Il cammino no, non è una moda. Non lo è mai stata, non lo potrà essere. Può andare di moda per un certo periodo il camminare, se viene assimilato ad un’attività ludica o sportiva, diciamo: ricreativa. Così come va di moda il calcio, o negli anni passati il bricolage. Va di moda andare a prendere il sole in spiaggia, mentre cent’anni fa non lo era. Un’attività borghese in cui staccare dai normali ritmi e luoghi di lavoro. Per uscire temporaneamente dal tritacarne. Camminare fa bene al cuore, alle vie respiratorie e bla bla. Il contatto con la natura, l’esplorazione del territorio, i sapori, gli odori, gli antichi mestieri e bla bla. Il turismo slow. Che è attività rispettabilissima e godibilissima, al pari di diverse altre. Ma il cammino che c’entra?

In Italia pullulano le iniziative e i progetti “ispirati al cammino”. Solo nella mia regione, il Friuli Venezia Giulia, soggetti diversi hanno lanciato il Cammino Celeste e la il Cammino delle Pievi, e stanno per lanciare il Cammino dei SS. Cirillo e Metodio, la Via di Karol e la Via Strata. Vi dicono qualcosa? Probabilmente no. Forse ne avete sentito parlare di sfuggita. Così in altre regioni, cammini di tutti i tipi, inventati dal nulla alcuni, altri parzialmente, altri invece riproposizioni di cammini antichi oggi caduti in disuso. Ovunque sia, è frequente che tali soggetti non siano coordinati tra loro, e che registrino dei marchi, come a dire: «ehi, questo l’ho inventato io!». Così può capitare che, camminando per una anonima strada bianca, ci si ritrovi ad un bivio con tre o quattro segnali diversi. E ci si domandi: «dove mi trovo?». Ci si perde, naturalmente.

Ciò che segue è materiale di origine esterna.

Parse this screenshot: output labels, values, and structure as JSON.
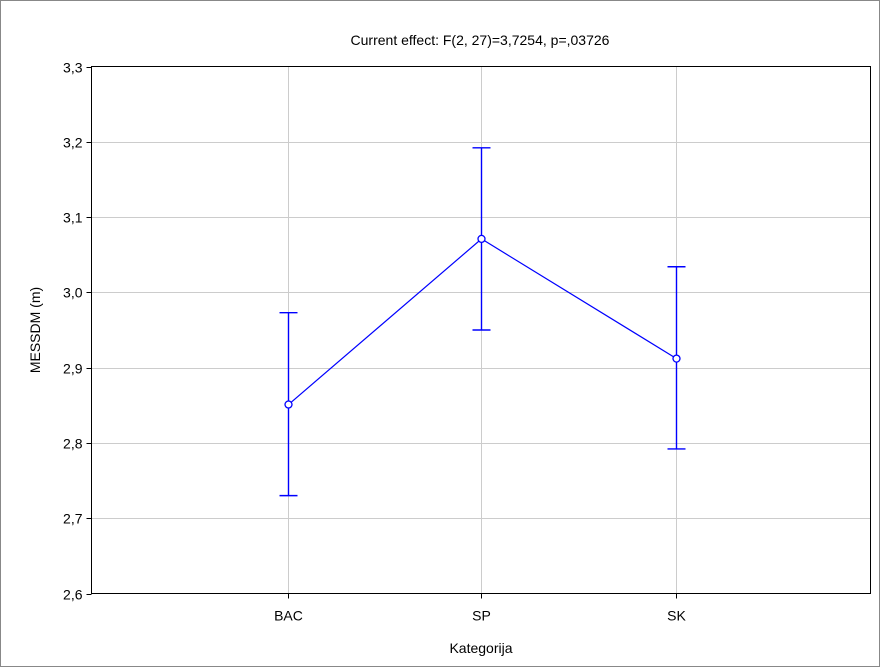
{
  "chart_data": {
    "type": "line",
    "title": "Current effect: F(2, 27)=3,7254, p=,03726",
    "xlabel": "Kategorija",
    "ylabel": "MESSDM (m)",
    "categories": [
      "BAC",
      "SP",
      "SK"
    ],
    "series": [
      {
        "values": [
          2.851,
          3.071,
          2.912
        ],
        "upper": [
          2.973,
          3.192,
          3.034
        ],
        "lower": [
          2.73,
          2.95,
          2.792
        ]
      }
    ],
    "ylim": [
      2.6,
      3.3
    ],
    "yticks": [
      2.6,
      2.7,
      2.8,
      2.9,
      3.0,
      3.1,
      3.2,
      3.3
    ],
    "ytick_labels": [
      "2,6",
      "2,7",
      "2,8",
      "2,9",
      "3,0",
      "3,1",
      "3,2",
      "3,3"
    ],
    "grid": true,
    "color": "#0000ff"
  }
}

Tutti guardano ormai al Cammino di Santiago. Sperano di ripetere quel successo. Pensano: «metto dei segnali, metto apposto qualche sentiero, faccio una bella campagna di marketing e zac! Arriveranno i camminatori». Solo che in Spagna non è andata così. Non basta mettere un cartello e fare la pubblicità sui giornali per attirare la gente. Così come per i libri, è il passaparola che conta. Perché non si tratta di acquistare un detersivo o affittare una stanza, in ballo c’è molto di più: la nostra vita. Il cammino è precisamente il sogno di un’altra vita. È un sogno che accarezziamo prima di dormire, che ci fa sperare e ci spaventa. Per vincere le paure mi devo fidare di una voce che racconta. Potrebbe essere la voce di un amico, o quella che emerge da un libro o da un film. Sono delle voci sognanti che non hanno a che fare con il marketing, non mi vendono niente. Non si possono vendere i sogni. Si può incitare la gente a desiderare un vestito o una macchina, non a fare un sogno e a perseguirlo.

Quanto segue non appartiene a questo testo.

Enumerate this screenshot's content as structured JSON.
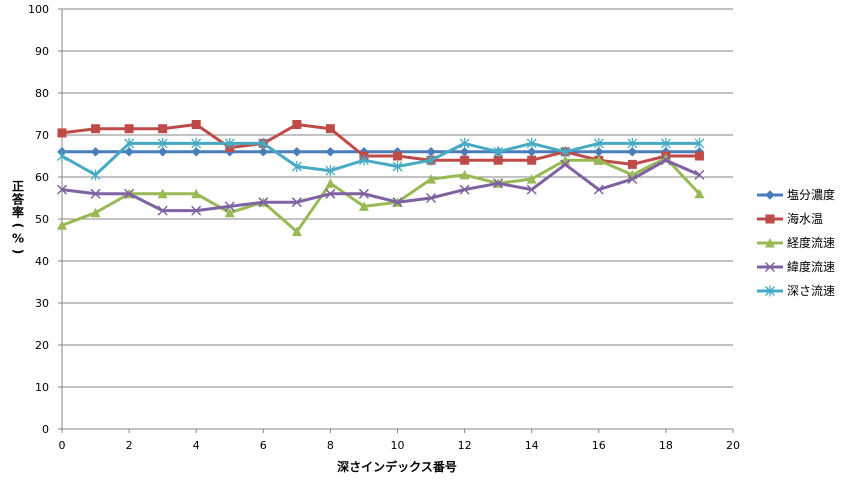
{
  "chart_data": {
    "type": "line",
    "title": "",
    "xlabel": "深さインデックス番号",
    "ylabel": "正答率(%)",
    "xlim": [
      0,
      20
    ],
    "ylim": [
      0,
      100
    ],
    "x_ticks": [
      0,
      2,
      4,
      6,
      8,
      10,
      12,
      14,
      16,
      18,
      20
    ],
    "y_ticks": [
      0,
      10,
      20,
      30,
      40,
      50,
      60,
      70,
      80,
      90,
      100
    ],
    "grid": "horizontal",
    "legend_position": "right",
    "x": [
      0,
      1,
      2,
      3,
      4,
      5,
      6,
      7,
      8,
      9,
      10,
      11,
      12,
      13,
      14,
      15,
      16,
      17,
      18,
      19
    ],
    "series": [
      {
        "name": "塩分濃度",
        "color": "#4a7ebb",
        "marker": "diamond",
        "values": [
          66,
          66,
          66,
          66,
          66,
          66,
          66,
          66,
          66,
          66,
          66,
          66,
          66,
          66,
          66,
          66,
          66,
          66,
          66,
          66
        ]
      },
      {
        "name": "海水温",
        "color": "#be4b48",
        "marker": "square",
        "values": [
          70.5,
          71.5,
          71.5,
          71.5,
          72.5,
          67,
          68,
          72.5,
          71.5,
          65,
          65,
          64,
          64,
          64,
          64,
          66,
          64,
          63,
          65,
          65
        ]
      },
      {
        "name": "経度流速",
        "color": "#98b954",
        "marker": "triangle",
        "values": [
          48.5,
          51.5,
          56,
          56,
          56,
          51.5,
          54,
          47,
          58.5,
          53,
          54,
          59.5,
          60.5,
          58.5,
          59.5,
          64,
          64,
          60.5,
          64.5,
          56
        ]
      },
      {
        "name": "緯度流速",
        "color": "#7e62a1",
        "marker": "x",
        "values": [
          57,
          56,
          56,
          52,
          52,
          53,
          54,
          54,
          56,
          56,
          54,
          55,
          57,
          58.5,
          57,
          63,
          57,
          59.5,
          64,
          60.5
        ]
      },
      {
        "name": "深さ流速",
        "color": "#46aac5",
        "marker": "star",
        "values": [
          65,
          60.5,
          68,
          68,
          68,
          68,
          68,
          62.5,
          61.5,
          64,
          62.5,
          64,
          68,
          66,
          68,
          66,
          68,
          68,
          68,
          68
        ]
      }
    ]
  }
}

Questo è il problema: molti fraintendono il camminare, che è un’attività salutare e ricreativa, con il cammino, che è un sogno. I sogni si costruiscono nel tempo. Sono i viandanti a costruire le vie, e non viceversa. Sono i milioni di viandanti diretti per secoli a Santiago ad avere creato quel cammino. Senza di essi, non sarebbe altro che un fascio di vie come un altro. Perché per secoli si sono diretti fin laggiù? Per fede, per curiosità, per avventura. C’era qualcosa che li attirava, una forza non arginabile: che fosse Dio o la fine della terra o l’ovest in cui tutto si spegne. Camminando hanno costruito l’immaginario del cammino. A volte si sono fermati per costruire cattedrali, ospitali, strade, per dare accoglienza. Siccome il cammino si era preso cura di loro, loro volevano fare altrettanto. Una volta tornati a casa cambiavano nome, spingevano altri a partire. Così si forma un sogno: nei decenni, nei secoli. Il marketing funziona sulle ore, sui giorni. Il cammino è l’anti-marketing.

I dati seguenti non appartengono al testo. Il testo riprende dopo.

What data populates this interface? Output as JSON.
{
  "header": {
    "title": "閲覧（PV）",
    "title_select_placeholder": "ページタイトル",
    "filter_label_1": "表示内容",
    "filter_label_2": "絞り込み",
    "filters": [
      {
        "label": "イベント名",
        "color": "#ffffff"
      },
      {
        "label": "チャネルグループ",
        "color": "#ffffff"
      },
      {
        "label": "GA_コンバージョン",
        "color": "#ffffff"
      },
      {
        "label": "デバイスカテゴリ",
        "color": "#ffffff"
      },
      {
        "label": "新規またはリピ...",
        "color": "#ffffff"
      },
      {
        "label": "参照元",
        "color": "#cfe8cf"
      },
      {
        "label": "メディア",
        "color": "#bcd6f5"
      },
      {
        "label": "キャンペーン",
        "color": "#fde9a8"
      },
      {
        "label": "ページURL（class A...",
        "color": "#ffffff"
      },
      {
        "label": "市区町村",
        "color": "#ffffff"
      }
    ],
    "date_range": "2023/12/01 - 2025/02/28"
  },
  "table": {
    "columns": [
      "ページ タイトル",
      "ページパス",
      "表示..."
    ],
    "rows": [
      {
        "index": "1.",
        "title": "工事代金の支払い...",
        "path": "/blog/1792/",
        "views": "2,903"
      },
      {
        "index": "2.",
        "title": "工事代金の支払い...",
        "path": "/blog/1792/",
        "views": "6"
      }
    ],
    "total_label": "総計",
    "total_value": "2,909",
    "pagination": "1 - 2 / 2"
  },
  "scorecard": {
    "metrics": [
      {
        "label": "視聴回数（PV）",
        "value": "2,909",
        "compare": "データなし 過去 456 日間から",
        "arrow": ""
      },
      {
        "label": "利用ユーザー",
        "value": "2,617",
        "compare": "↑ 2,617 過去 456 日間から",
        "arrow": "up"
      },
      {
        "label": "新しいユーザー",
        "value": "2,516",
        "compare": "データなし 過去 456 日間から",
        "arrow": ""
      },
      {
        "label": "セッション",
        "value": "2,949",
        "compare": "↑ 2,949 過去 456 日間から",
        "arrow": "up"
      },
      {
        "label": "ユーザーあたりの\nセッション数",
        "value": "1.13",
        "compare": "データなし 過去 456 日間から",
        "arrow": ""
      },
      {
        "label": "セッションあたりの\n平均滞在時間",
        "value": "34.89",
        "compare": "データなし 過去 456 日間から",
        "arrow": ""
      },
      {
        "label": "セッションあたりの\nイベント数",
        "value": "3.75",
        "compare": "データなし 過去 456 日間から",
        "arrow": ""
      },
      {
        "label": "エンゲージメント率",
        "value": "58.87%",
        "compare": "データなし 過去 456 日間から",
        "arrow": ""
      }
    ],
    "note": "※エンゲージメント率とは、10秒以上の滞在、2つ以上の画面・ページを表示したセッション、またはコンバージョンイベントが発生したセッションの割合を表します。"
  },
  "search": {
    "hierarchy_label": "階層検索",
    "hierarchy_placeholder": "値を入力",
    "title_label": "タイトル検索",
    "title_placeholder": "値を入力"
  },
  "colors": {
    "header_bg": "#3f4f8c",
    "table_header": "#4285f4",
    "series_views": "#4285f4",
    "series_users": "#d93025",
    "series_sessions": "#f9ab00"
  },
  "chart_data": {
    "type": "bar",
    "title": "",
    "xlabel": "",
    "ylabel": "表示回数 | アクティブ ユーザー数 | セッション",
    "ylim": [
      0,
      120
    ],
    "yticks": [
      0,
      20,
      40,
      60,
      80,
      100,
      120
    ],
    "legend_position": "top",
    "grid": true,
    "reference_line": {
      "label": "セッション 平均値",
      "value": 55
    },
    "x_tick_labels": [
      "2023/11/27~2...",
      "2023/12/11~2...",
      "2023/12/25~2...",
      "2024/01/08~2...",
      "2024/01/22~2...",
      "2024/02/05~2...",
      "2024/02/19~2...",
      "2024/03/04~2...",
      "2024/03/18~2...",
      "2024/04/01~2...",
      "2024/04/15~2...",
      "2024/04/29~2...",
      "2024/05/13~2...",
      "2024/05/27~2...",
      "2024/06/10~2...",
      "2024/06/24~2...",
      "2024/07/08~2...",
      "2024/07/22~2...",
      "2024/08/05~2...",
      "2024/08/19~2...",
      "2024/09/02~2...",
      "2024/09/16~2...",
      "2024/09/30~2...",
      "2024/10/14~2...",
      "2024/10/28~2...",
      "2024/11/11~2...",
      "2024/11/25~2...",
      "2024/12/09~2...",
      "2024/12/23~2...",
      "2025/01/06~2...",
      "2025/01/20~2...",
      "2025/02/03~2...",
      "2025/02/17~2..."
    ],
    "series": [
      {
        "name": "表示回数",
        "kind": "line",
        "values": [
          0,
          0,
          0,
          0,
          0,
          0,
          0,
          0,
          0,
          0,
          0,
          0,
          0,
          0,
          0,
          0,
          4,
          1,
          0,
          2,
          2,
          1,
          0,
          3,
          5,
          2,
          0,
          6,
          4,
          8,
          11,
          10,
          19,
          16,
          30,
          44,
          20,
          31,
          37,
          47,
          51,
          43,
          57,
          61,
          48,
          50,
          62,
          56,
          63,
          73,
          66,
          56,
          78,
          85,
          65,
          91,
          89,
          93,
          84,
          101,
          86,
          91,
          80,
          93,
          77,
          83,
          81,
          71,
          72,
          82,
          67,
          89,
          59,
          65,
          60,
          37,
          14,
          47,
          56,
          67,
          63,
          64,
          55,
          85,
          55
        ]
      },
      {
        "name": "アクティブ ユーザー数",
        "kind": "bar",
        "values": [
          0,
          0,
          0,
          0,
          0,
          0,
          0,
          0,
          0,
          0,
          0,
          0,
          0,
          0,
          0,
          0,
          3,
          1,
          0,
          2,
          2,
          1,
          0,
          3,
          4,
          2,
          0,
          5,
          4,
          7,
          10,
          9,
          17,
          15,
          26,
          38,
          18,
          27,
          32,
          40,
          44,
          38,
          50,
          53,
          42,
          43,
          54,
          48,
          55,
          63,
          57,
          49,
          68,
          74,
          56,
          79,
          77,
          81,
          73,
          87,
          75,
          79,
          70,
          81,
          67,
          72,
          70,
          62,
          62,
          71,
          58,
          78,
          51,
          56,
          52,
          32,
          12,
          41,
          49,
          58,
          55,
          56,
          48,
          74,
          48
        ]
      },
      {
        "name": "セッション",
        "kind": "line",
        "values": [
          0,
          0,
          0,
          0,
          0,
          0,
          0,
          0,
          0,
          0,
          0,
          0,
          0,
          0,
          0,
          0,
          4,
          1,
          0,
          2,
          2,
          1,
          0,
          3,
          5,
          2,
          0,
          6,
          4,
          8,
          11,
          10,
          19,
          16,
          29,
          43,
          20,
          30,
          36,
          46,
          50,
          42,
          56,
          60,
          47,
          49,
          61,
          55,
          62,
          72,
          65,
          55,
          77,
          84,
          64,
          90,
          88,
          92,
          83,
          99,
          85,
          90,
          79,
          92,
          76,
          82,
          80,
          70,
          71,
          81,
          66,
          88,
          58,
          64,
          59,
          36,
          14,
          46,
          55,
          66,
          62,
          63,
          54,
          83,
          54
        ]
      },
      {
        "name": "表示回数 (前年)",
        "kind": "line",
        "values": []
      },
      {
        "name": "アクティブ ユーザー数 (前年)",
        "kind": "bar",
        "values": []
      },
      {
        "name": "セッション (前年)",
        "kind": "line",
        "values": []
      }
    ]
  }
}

Il cammino è una necessità. Non appartiene al superfluo. Una via che nasce per volontà di un singolo non durerà. Una via con un marchio non durerà. Prima di fare la via, bisogna fare i viandanti. Di questo dovremmo preoccuparci. Sono un viandante? Sono cioè una creatura sognante, libera, creativa, lenta, che ha bisogno di poco, che non esige e ringrazia, che ama la solitudine come la moltitudine, che non ha potere e non lo desidera, che sa di essere di passaggio, che chiede aiuto quando ha bisogno e a sua volta lo dà, che lotta per togliersi le maschere, che rispetta la natura perché rispetta se stessa, che rispetta ogni altra creatura perché rispetta se stessa, che non comprende la nozione di proprietà privata, che condivide e non tiene per sé, che non ha meta eppure è come se l’avesse, che si sforza di giudicare il meno possibile, che fa del mondo la sua casa? Possiamo rispondere di sì a tutte queste domande? Probabilmente nessuno di noi.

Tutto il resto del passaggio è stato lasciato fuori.